Conhecer previamente os perfis de condução e de utilização das viaturas, bem como as capacidades energéticas dos edifícios é fundamental para transitar para uma frota elétrica com menos percalços

Começando por fazer um rápido enquadramento do momento atual, no caso dos automóveis ligeiros de passageiros com funções não operacionais, a preocupação principal das empresas é a segurança dos mesmos. Por isso, muitos estão equipados com sistemas de geolocalização cujo único propósito é garantir a sua recuperação em caso de furto, enquanto outros podem dispor de sistemas de telemetria que recolhem dados da condução e do funcionamento do veículo, emitindo alertas em caso de necessidade.

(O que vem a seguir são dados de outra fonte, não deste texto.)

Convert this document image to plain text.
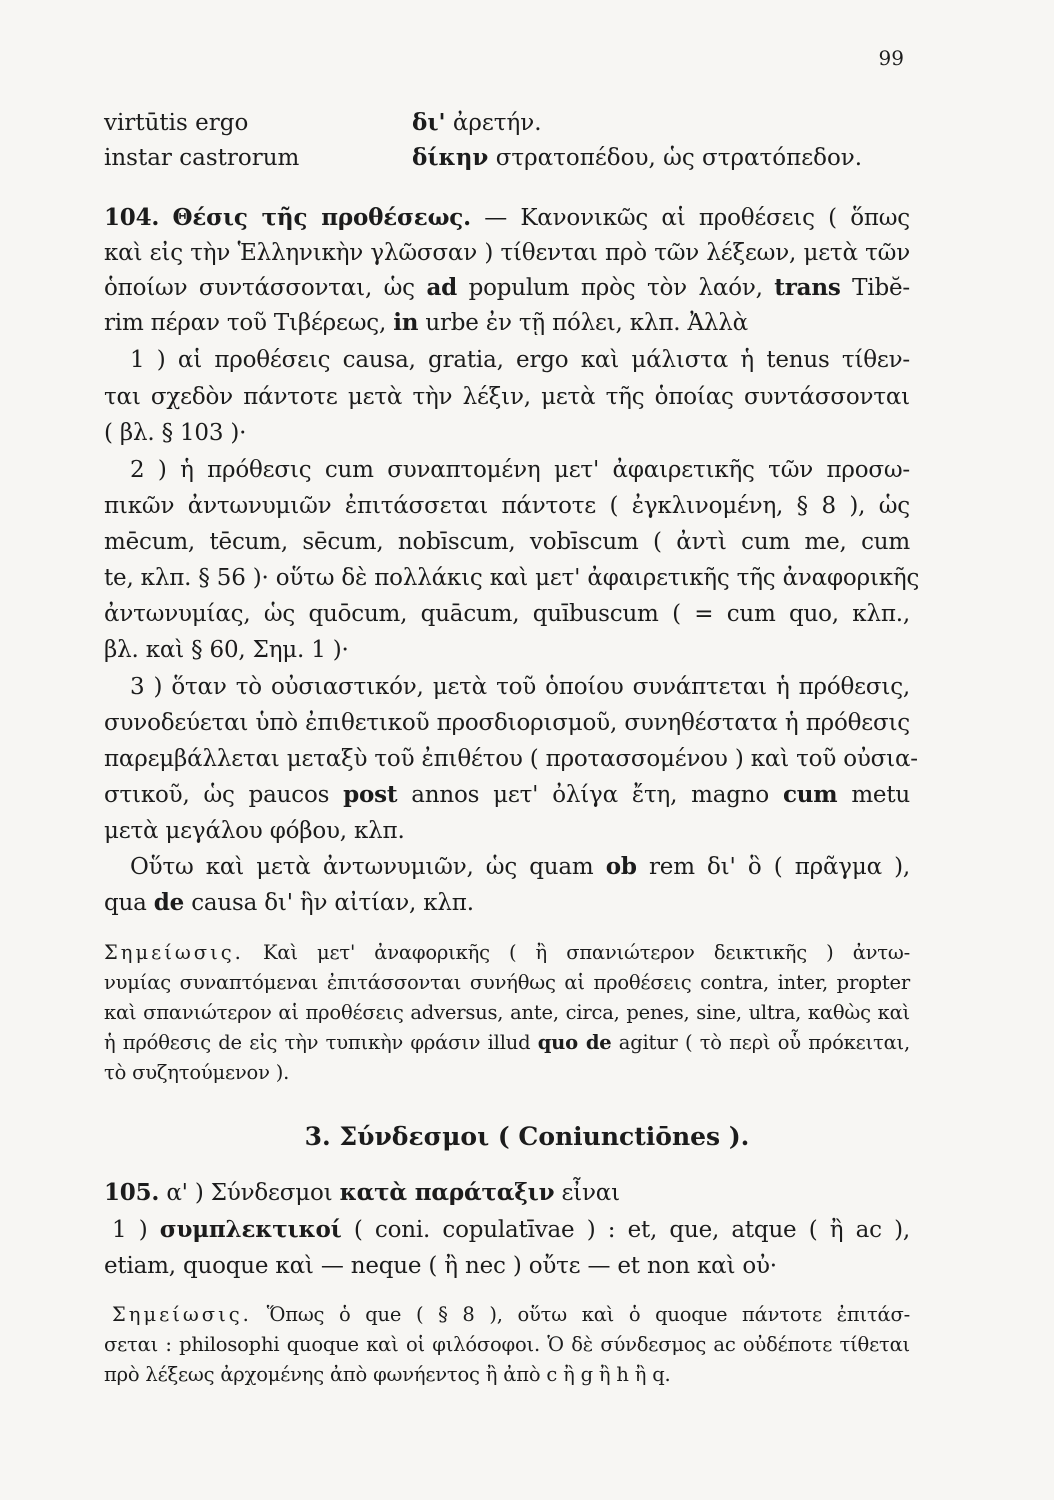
99
virtūtis ergo	δι' ἀρετήν.
instar castrorum	δίκην στρατοπέδου, ὡς στρατόπεδον.
104. Θέσις τῆς προθέσεως. — Κανονικῶς αἱ προθέσεις ( ὅπως
καὶ εἰς τὴν Ἑλληνικὴν γλῶσσαν ) τίθενται πρὸ τῶν λέξεων, μετὰ τῶν
ὁποίων συντάσσονται, ὡς ad populum πρὸς τὸν λαόν, trans Tibĕ-
rim πέραν τοῦ Τιβέρεως, in urbe ἐν τῇ πόλει, κλπ. Ἀλλὰ
1 ) αἱ προθέσεις causa, gratia, ergo καὶ μάλιστα ἡ tenus τίθεν-
ται σχεδὸν πάντοτε μετὰ τὴν λέξιν, μετὰ τῆς ὁποίας συντάσσονται
( βλ. § 103 )·
2 ) ἡ πρόθεσις cum συναπτομένη μετ' ἀφαιρετικῆς τῶν προσω-
πικῶν ἀντωνυμιῶν ἐπιτάσσεται πάντοτε ( ἐγκλινομένη, § 8 ), ὡς
mēcum, tēcum, sēcum, nobīscum, vobīscum ( ἀντὶ cum me, cum
te, κλπ. § 56 )· οὕτω δὲ πολλάκις καὶ μετ' ἀφαιρετικῆς τῆς ἀναφορικῆς
ἀντωνυμίας, ὡς quōcum, quācum, quībuscum ( = cum quo, κλπ.,
βλ. καὶ § 60, Σημ. 1 )·
3 ) ὅταν τὸ οὐσιαστικόν, μετὰ τοῦ ὁποίου συνάπτεται ἡ πρόθεσις,
συνοδεύεται ὑπὸ ἐπιθετικοῦ προσδιορισμοῦ, συνηθέστατα ἡ πρόθεσις
παρεμβάλλεται μεταξὺ τοῦ ἐπιθέτου ( προτασσομένου ) καὶ τοῦ οὐσια-
στικοῦ, ὡς paucos post annos μετ' ὀλίγα ἔτη, magno cum metu
μετὰ μεγάλου φόβου, κλπ.
Οὕτω καὶ μετὰ ἀντωνυμιῶν, ὡς quam ob rem δι' ὃ ( πρᾶγμα ),
qua de causa δι' ἣν αἰτίαν, κλπ.
Σημείωσις. Καὶ μετ' ἀναφορικῆς ( ἢ σπανιώτερον δεικτικῆς ) ἀντω-
νυμίας συναπτόμεναι ἐπιτάσσονται συνήθως αἱ προθέσεις contra, inter, propter
καὶ σπανιώτερον αἱ προθέσεις adversus, ante, circa, penes, sine, ultra, καθὼς καὶ
ἡ πρόθεσις de εἰς τὴν τυπικὴν φράσιν illud quo de agitur ( τὸ περὶ οὗ πρόκειται,
τὸ συζητούμενον ).
3. Σύνδεσμοι ( Coniunctiōnes ).
105. α' ) Σύνδεσμοι κατὰ παράταξιν εἶναι
1 ) συμπλεκτικοί ( coni. copulatīvae ) : et, que, atque ( ἢ ac ),
etiam, quoque καὶ — neque ( ἢ nec ) οὔτε — et non καὶ οὐ·
Σημείωσις. Ὅπως ὁ que ( § 8 ), οὕτω καὶ ὁ quoque πάντοτε ἐπιτάσ-
σεται : philosophi quoque καὶ οἱ φιλόσοφοι. Ὁ δὲ σύνδεσμος ac οὐδέποτε τίθεται
πρὸ λέξεως ἀρχομένης ἀπὸ φωνήεντος ἢ ἀπὸ c ἢ g ἢ h ἢ q.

Nas viaturas com utilização mais operacional, como distribuição ou assistência técnica, a necessidade urgente de atribuir novos serviços, prevenir desvios ou sobreposição de rotas e aumentar a eficácia das operações requer o conhecimento da localização, em tempo real, de cada viatura. Mais complexo no caso dos veículos de transporte de mercadorias, quando realizam trajetos mais longos, apresentam várias paragens ao longo do percurso, tempos de condução mais prolongados ou requerem uma boa articulação com os centros logísticos, para que estes estejam preparados para reequipar veículo no mais curto espaço de tempo.

Como se verá, o mapeamento prévio destes perfis de condução e utilização de cada veículo vai ser importante no momento da transição.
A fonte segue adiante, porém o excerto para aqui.